# Data Science with Pandas

* Matt Burton 
* Data Dojo 
* November 13th, 2018

## Doing Data Science with Python

* Python is a very popular programming language for *doing* data science
* Is a powerful and expressive interpreted programming lanaguage
* Is fast enough for many data processing tasks
* Can hook into lower level lanaguages like C and FORTRAN when necessary
* Has a HUGE user community and many powerful 3rd party libraries

### Essential Python Libraries for Data Science

* **NumPy** - A low-level numerical computing library with a fast multidimensional array object *ndarray*
* **pandas** - A higher level library with several user-friendly data structures for numerical computing and data processing. 
* **matplotlib** - The most used (but not necessarily loved) Python library for data visualizations. 
* **Jupyter** - A platform for interactive computing and data analysis. Allows for the creation of *notebooks* (like this one here) for conducting and publishing data workflows. IT IS GREAT!!!
* **scikit-learn** - The go-to library for machine learning in Python. Implements many popular ML algorithms, has a nice API, and has many useful helper fuctions.
* **statsmodel** - A library for "classical" (frequentist) statistics (think ANOVA). Mirrors many of the models in R. 

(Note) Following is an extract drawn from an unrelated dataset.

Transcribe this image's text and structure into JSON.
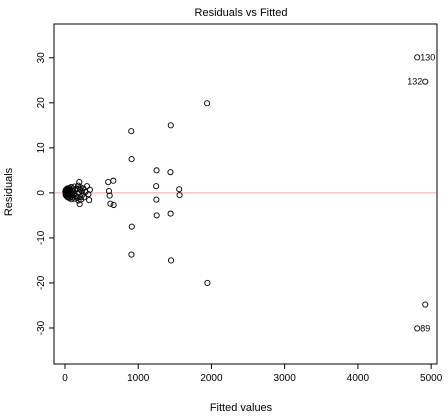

* All of these libraries work well together making the Python data sceince ecosystem.

## Dive into Pandas


* Pandas is a third party library for doing data analysis
* It is a foundational component of Python data science
* Developed by someone in the finance industry, but is now used by everyone
* Vanilla Python can do many of the same things, but Pandas is *faster*
* The core of Pandas are the data structures

### Pandas Data Structures

* To understand Pandas, which is hard, you need to start with three data structures
    * Series - For one dimensional data
    * Dataframe - For two dimensional data
    * Index - For naming, selecting, and transforming data within a Pandas Series or Dataframe 

### Series

* A one-dimensional array of indexed data
* Kind of like a blend of a Python list and dictionary
* You can create them from a Python list


In [None]:
import pandas as pd

In [None]:
my_list = [0.25, 0.5, 0.75, 1.0]
data = pd.Series(my_list)
data

* You can index a Series just like a list
* Use index notation to grab the 2nd element of `data`

In [None]:
# remember, index by zero so 1 is the second element
data[1]

* You can also slice Series as well
* Use slices to grab the 2nd and 3rd elements of this series

In [None]:
# slicing the 2nd & 3rd elements 
data[1:3]


* Series also act like Python dictionaries

In [None]:
population_dict = {'California': 38332521,
                   'Texas': 26448193,
                   'New York': 19651127,
                   'Florida': 19552860,
                   'Illinois': 12882135}
population = pd.Series(population_dict)
population

* You can use indexing and slicing like above, but now with keys instead of numbers!


In [None]:
population['California']

* Like a Python dictionary, a Series is a list of key/value pairs
* But these are *ordered*, which means you can do slicing
* Try slicing this series, but with keys instead of numbers!

In [None]:
# Hint: Use the same : notation, but use the state names listed above
# Your code here:
population.loc['California':'Illinois']

* There are a couple ways of creating `Series` objects

In [None]:
# From a list with an implicit index
pd.Series([2, 4, 6])

In [None]:
# From a list with an *explicit* index
pd.Series([2, 4, 6], index=['a','b','c'])

In [None]:
# From a dictionary so keys are the index and get sorded by keys
pd.Series({2:'a', 1:'b', 3:'c'})

### DataFrame

* `DataFrames` are the real workhorse of Pandas and Python Data Science
* We will be spending a lot of time with data inside of Dataframes, so buckle up!
* `DataFrames` contain two-dimensional data, just like an Excel spreadsheet
* In practice, a `DataFrame` is a bunch of `Series` lined up next to each other

In [None]:
# Start with our population Series define above
population

In [None]:
# Then create an area Series
area_dict = {'Illinois': 149995, 'California': 423967, 
             'Texas': 695662, 'Florida': 170312, 
             'New York': 141297}
area = pd.Series(area_dict)
area

In [None]:
# Now mash them together into a DataFrame
states = pd.DataFrame({'population': population,
                       'area': area}   )
states

* Pandas automatically lines everything up because they have shared index values

In [None]:
print(area.index)
print(population.index)
print(states.index)

* A `DataFrame` actually has two indexes
* One for the rows (as seen above)
* An another for the columes

In [None]:
states.columns

## Indexes

* Pandas `Series` and `DataFrames` are containers for data
* Index (and Indexing) are the mechanism to make that data retrievable
* In a `Series` the index is the key to each value in the list
* In a `DataFrame` the index is the column headers, but also row headers
* Indexing allows you to merge or join disparate datasets together

## Real world data processing 

Let's write script that parses information out of an mbox email archive, `mbox-short.txt`, and put it into a Pandas Dataframe.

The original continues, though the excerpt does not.